For landlords, suppliers and other counterparties, the case shows that the ordinary administration timetable and ordinary notice assumptions may be modified by court order. Notices may be validly given by email and website publication. A group may be administered through a single account and a single committee of inspection. Administrators may also obtain temporary relief from personal liability while they decide whether to continue using premises or continue trading.

For any business with a multi-entity structure, the practical lesson is to map the real operating relationships before there is a crisis. Know which entity signs leases, which entity employs staff, which entity contracts with franchisees, which entity borrows money, and whether there are cross-guarantees. Those details can determine who carries the immediate risk when insolvency hits.

Quick checklist

0/6

Documents and conduct to review now

This case is a useful prompt for a practical document review. The Court was willing to support the administrators because there was evidence of a structured sale process, a reasoned view that continued trading could improve creditor outcomes, and a clear explanation of why the ordinary timetable and liability settings were commercially difficult. Businesses should not wait until insolvency to work out where those pressure points are.

Start with occupancy documents. Make sure leases, subleases and licences to occupy are current, signed and internally consistent. If a franchisee occupies under a licence, the documents should clearly explain who is liable to the landlord, who pays rent and outgoings, and what happens if the head tenant becomes insolvent.

Then review employment and payroll arrangements. In this case, the administrators sought relief connected with continuing pre-appointment payroll practices. That highlights how operational systems can create legal exposure if they continue after appointment without a clear framework.

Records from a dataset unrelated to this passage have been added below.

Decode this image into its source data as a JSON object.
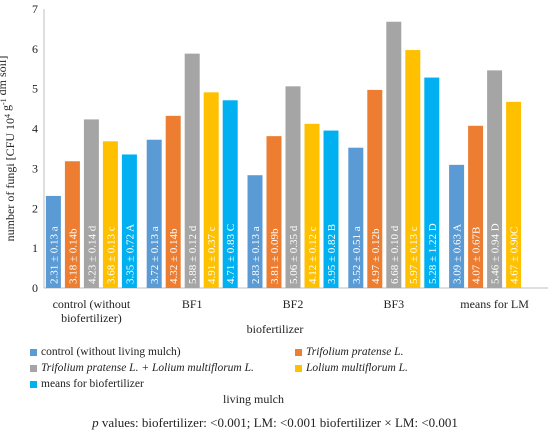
{
  "chart_data": {
    "type": "bar",
    "ylabel_main": "number of fungi  [CFU 10",
    "ylabel_exp1": "4",
    "ylabel_mid": " g",
    "ylabel_exp2": "-1",
    "ylabel_tail": " dm soil]",
    "xlabel": "biofertilizer",
    "ylim": [
      0,
      7
    ],
    "yticks": [
      "0",
      "1",
      "2",
      "3",
      "4",
      "5",
      "6",
      "7"
    ],
    "grid": false,
    "legend_position": "bottom",
    "legend_title": "living  mulch",
    "categories": [
      [
        "control (without",
        "biofertilizer)"
      ],
      [
        "BF1"
      ],
      [
        "BF2"
      ],
      [
        "BF3"
      ],
      [
        "means for LM"
      ]
    ],
    "series": [
      {
        "name": "control (without living mulch)",
        "italic": false,
        "color": "#5b9bd5",
        "values": [
          2.31,
          3.72,
          2.83,
          3.52,
          3.09
        ],
        "labels": [
          "2.31 ± 0.13 a",
          "3.72 ± 0.13 a",
          "2.83 ± 0.13 a",
          "3.52 ± 0.51 a",
          "3.09 ± 0.63 A"
        ]
      },
      {
        "name": "Trifolium pratense L.",
        "italic": true,
        "color": "#ed7d31",
        "values": [
          3.18,
          4.32,
          3.81,
          4.97,
          4.07
        ],
        "labels": [
          "3.18 ± 0.14b",
          "4.32 ± 0.14b",
          "3.81 ± 0.09b",
          "4.97 ± 0.12b",
          "4.07 ± 0.67B"
        ]
      },
      {
        "name": "Trifolium pratense L. + Lolium multiflorum L.",
        "italic": true,
        "color": "#a5a5a5",
        "values": [
          4.23,
          5.88,
          5.06,
          6.68,
          5.46
        ],
        "labels": [
          "4.23 ± 0.14 d",
          "5.88 ± 0.12 d",
          "5.06 ± 0.35 d",
          "6.68 ± 0.10 d",
          "5.46 ± 0.94 D"
        ]
      },
      {
        "name": "Lolium multiflorum L.",
        "italic": true,
        "color": "#ffc000",
        "values": [
          3.68,
          4.91,
          4.12,
          5.97,
          4.67
        ],
        "labels": [
          "3.68 ± 0.13 c",
          "4.91 ± 0.37 c",
          "4.12 ± 0.12 c",
          "5.97 ± 0.13 c",
          "4.67 ± 0.90C"
        ]
      },
      {
        "name": "means for biofertilizer",
        "italic": false,
        "color": "#00b0f0",
        "values": [
          3.35,
          4.71,
          3.95,
          5.28,
          null
        ],
        "labels": [
          "3.35 ± 0.72 A",
          "4.71 ± 0.83 C",
          "3.95 ± 0.82 B",
          "5.28 ± 1.22 D",
          ""
        ]
      }
    ]
  },
  "legend": {
    "title": "living  mulch",
    "items": [
      {
        "label": "control (without living mulch)",
        "italic": false,
        "color": "#5b9bd5"
      },
      {
        "label": "Trifolium pratense L.",
        "italic": true,
        "color": "#ed7d31"
      },
      {
        "label": "Trifolium pratense L. + Lolium multiflorum L.",
        "italic": true,
        "color": "#a5a5a5"
      },
      {
        "label": "Lolium multiflorum L.",
        "italic": true,
        "color": "#ffc000"
      },
      {
        "label": "means for biofertilizer",
        "italic": false,
        "color": "#00b0f0"
      }
    ]
  },
  "footnote": {
    "p": "p",
    "text": " values: biofertilizer: <0.001; LM: <0.001 biofertilizer × LM: <0.001"
  }
}
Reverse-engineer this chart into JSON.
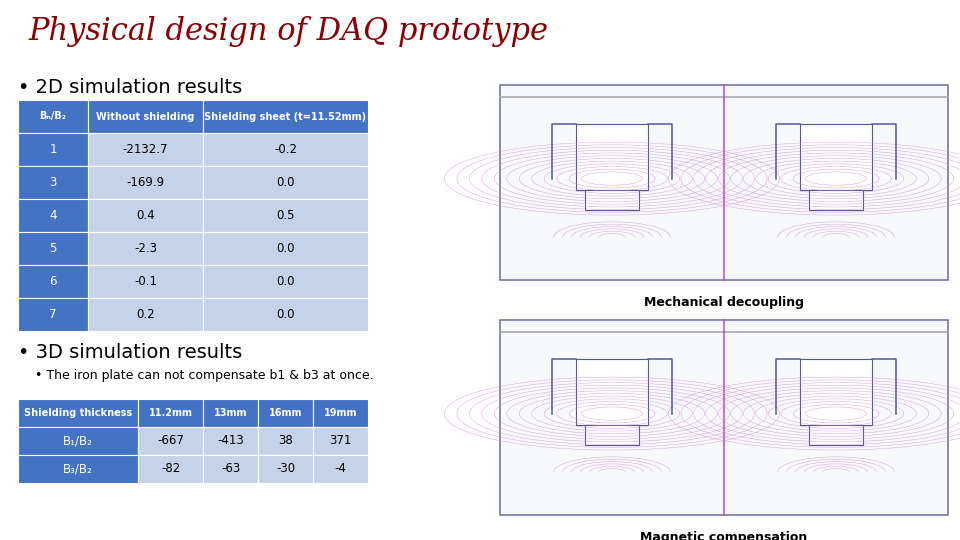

Finally, review intercompany and funding arrangements. The Court made orders concerning a funding deed with the secured creditor and arrangements to fund or supply a New Zealand subsidiary. If your group relies on intercompany support, stock transfers or centralised funding, those arrangements should be documented and understood before any insolvency event.

Quick checklist

0/8

Dates and status

The key orders were made on 5 February 2024, and the reasons were published on 7 February 2024. The convening period for the second meeting of creditors was extended to 28 May 2024. The Court also ordered that the second meeting could be held during that extended period or within five business days after it.

The lease-related relief was expressly time-limited. The administrators were not personally liable for relevant liabilities concerning property leased, used or occupied by the companies from 30 January 2024 to 28 May 2024 inclusive, with personal liability beginning on 29 May 2024 under the terms of the order. The declarations supporting continued trading and the sale strategy were also framed by reference to trading up to 28 May 2024.

That timing matters for business readers. This was not a general statement that administrators can always trade on without personal exposure. It was a court-supervised, time-specific response to the circumstances of this administration.

Source notes

This explainer is based on the Federal Court reasons and orders in Crosbie (administrator), in the matter of Godfreys Group Pty Ltd (administrators appointed) [2024] FCA 60. The published material clearly supports the core account given here: the administrators sought and obtained orders to continue trading for a limited period, pursue a sale process, extend the convening period, use electronic notices, operate a single administration account, form a single committee of inspection, and obtain relief from certain personal liabilities.

The publicly available extract is truncated before all of the detailed reasoning appears. Because of that, this page stays close to the facts, orders and practical effects that are clearly stated in the published reasons and orders.